(WF4) Lesser Known WF Features: WorkflowDataContext

Sometimes it happens that via the forums I learn about a new [to me] beast in the WF Zoo. Today that animal is WorkflowDataContext. The MSDN document is terse:

“Represents the data context of the current workflow environment and provides a bridge to bring workflow arguments and variables into the scope of data binding.”

Let's put that into everyday WF terms. How would you actually use one of these?


Application 1: Reading Variable and Argument Values from inside a C# custom Activity



It’s a simple workflow. Not shown in the picture above is an InArgument<string> called “argument1”. Also not shown above is that CodeActivity1 has an InArgument<string> called “Text” which is assigned expression “someText”.


Here’s a custom C# activity CodeActivity1 which will access the WorfklowDataContext.

public sealed class CodeActivity1 : CodeActivity


    public InArgument<string> Text { get; set; }


    protected override void Execute(CodeActivityContext context)


        string s = Text.Get(context);


        WorkflowDataContext dc = context.DataContext;

        foreach (var p in dc.GetProperties())


            Console.WriteLine("Property {0}: {1}", ((PropertyDescriptor)p).Name, ((PropertyDescriptor)p).GetValue(dc));




-The DataContext property is defined on ActivityContext  base class , so it's also available for writing NativeActivity and AsyncCodeActivity.
-The required parameter to PropertyDescriptor.GetValue is the WorkflowDataContext object. It acts as an explicit ‘this’ object for doing a property get.


Here’s what we see if we run a simple console app which invokes the workflow and passes in a value for argument1.


Notably absent from this list is ‘Property Text’, the InArgument<string> of CodeActivity1 itself.

Application 2: Setting Variable Values or Argument Values from inside a CodeActivity

PropertyDescriptor.SetValue() seems to work equally well as PropertyDescriptor.GetValue() does.


Limitations - What can’t you see in WorfklowDataContext?

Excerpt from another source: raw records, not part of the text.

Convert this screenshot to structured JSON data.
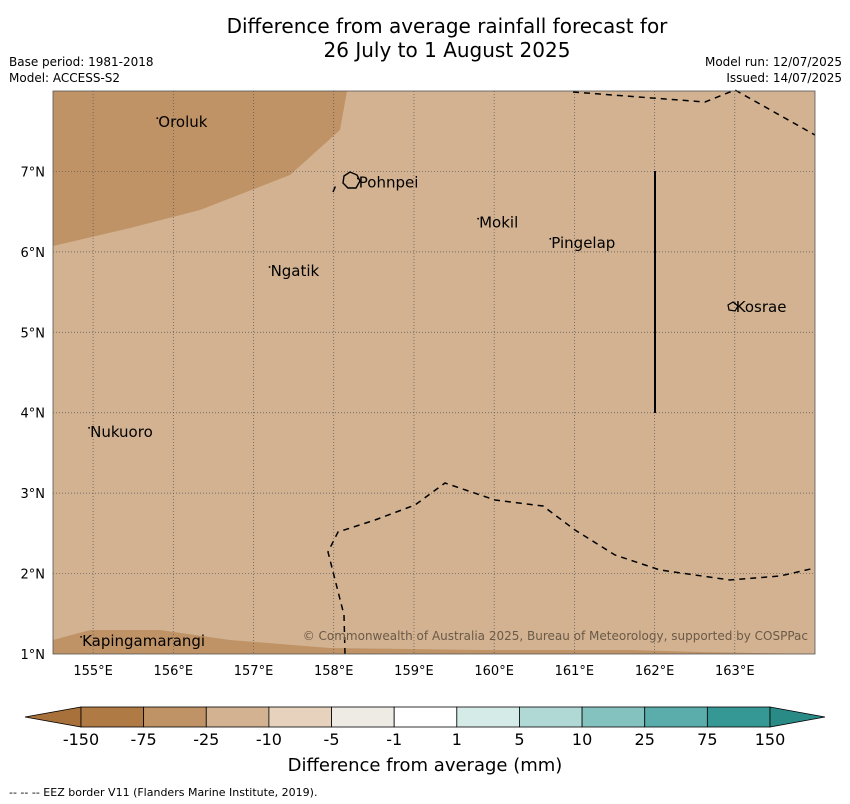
{
  "title_line1": "Difference from average rainfall forecast for",
  "title_line2": "26 July to 1 August 2025",
  "base_period": "Base period: 1981-2018",
  "model": "Model: ACCESS-S2",
  "model_run": "Model run: 12/07/2025",
  "issued": "Issued: 14/07/2025",
  "map": {
    "lon_range": [
      154.5,
      164.0
    ],
    "lat_range": [
      1.0,
      8.0
    ],
    "lon_ticks": [
      "155°E",
      "156°E",
      "157°E",
      "158°E",
      "159°E",
      "160°E",
      "161°E",
      "162°E",
      "163°E"
    ],
    "lat_ticks": [
      "1°N",
      "2°N",
      "3°N",
      "4°N",
      "5°N",
      "6°N",
      "7°N"
    ],
    "background_color": "#d2b291",
    "dry_color": "#bf9366",
    "places": [
      {
        "name": "Oroluk",
        "lon": 155.8,
        "lat": 7.6
      },
      {
        "name": "Pohnpei",
        "lon": 158.3,
        "lat": 6.85
      },
      {
        "name": "Mokil",
        "lon": 159.8,
        "lat": 6.35
      },
      {
        "name": "Pingelap",
        "lon": 160.7,
        "lat": 6.1
      },
      {
        "name": "Ngatik",
        "lon": 157.2,
        "lat": 5.75
      },
      {
        "name": "Kosrae",
        "lon": 163.0,
        "lat": 5.3
      },
      {
        "name": "Nukuoro",
        "lon": 154.95,
        "lat": 3.75
      },
      {
        "name": "Kapingamarangi",
        "lon": 154.85,
        "lat": 1.15
      }
    ],
    "copyright": "© Commonwealth of Australia 2025, Bureau of Meteorology, supported by COSPPac"
  },
  "colorbar": {
    "labels": [
      "-150",
      "-75",
      "-25",
      "-10",
      "-5",
      "-1",
      "1",
      "5",
      "10",
      "25",
      "75",
      "150"
    ],
    "colors": [
      "#a8703a",
      "#b07a45",
      "#bf9366",
      "#d2b291",
      "#e6d2bd",
      "#eeeae4",
      "#ffffff",
      "#d5ebe8",
      "#b0d8d5",
      "#84c2bf",
      "#5aadaa",
      "#359895",
      "#2a8a86"
    ],
    "title": "Difference from average (mm)"
  },
  "eez_note": "--  --  -- EEZ border V11 (Flanders Marine Institute, 2019)."
}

We noticed above that we can’t actually get the value of the InArgument<string> ‘Text’ which is on this activity from our WorkflowDataContext . Is there anything else we can’t see from WorkflowDataContext? Well, yes. Let’s refactor the above workflow by introducing a composite Activity ‘Activity1’ which wraps the inner Sequence, Sequence2:


Worfklow1.xaml (Activity1 nested inside)


Activity1.xaml (CodeActivity1 nested inside)


We can run the program again, and get a different result:


The conclusion?

Only variables (and arguments) in the parent activity’s public scope are visible in WorkflowDataContext.

For any CodeActivity you drop into a composite activity XAML (<Activity x:Class>), it is effectively limited to seeing only Variables and Arguments from that same XAML file. (This sounds like a good thing from a composability view.)

When is it useful?

Seeing WorkflowDataContext used as a solution to a problem, I immediately react “Wow, this class is really interesting…. especially if it works. But when is using it a good idea?”

The main thing I am thinking about while asking that question is the surprise factor. This feature isn’t dealing with anything ‘esoteric’ or ‘invisible’ in the workflow, such as context properties or extensions. In fact the opposite – it’s dealing directly with everyday Variables and Arguments. As a WF4 designer user I’m only accustomed to a few ways of doing things to specific variables in my workflow:

  1. Initializing variables with default initializers
  2. In the property grid, or custom designer, passing the variable as the parameter to an InArgument<T> or an OutArgument<T> of some activity (for OutArgument, often it is called ‘Result’ and we use ‘Set’).
  3. Use the variable directly in a VBExpression

Based on your accustomed experience to these scenarios, there is a ‘rule’ you can derive: Every use of a variable or argument is explicitly visible somewhere in the designer. The surprise factor is that WorkflowDataContext allows us to invisibly break that rule all over the place. Thereby causing spooky (invisible) action at a distance and so workflows can be created which are ridiculously hard to debug.

So I’d normally not choose to use this technique for data flow, Extensions, or Execution Properties, or regular variable/arguments can be preferred in may cases. And f you are using this for data flow hacks, remember it's maybe a good idea to make that explicit to workflow authors by being visible in the designer. 

WorkflowDataContext is still very interesting for its ability to reflect over all the variables and arguments in scope; like our test activity where we printed out the value of all the variables in our workflow. In this case it really didn't matter what variables are available in the workflow, so we avoided depending on specific variables and arguments existing.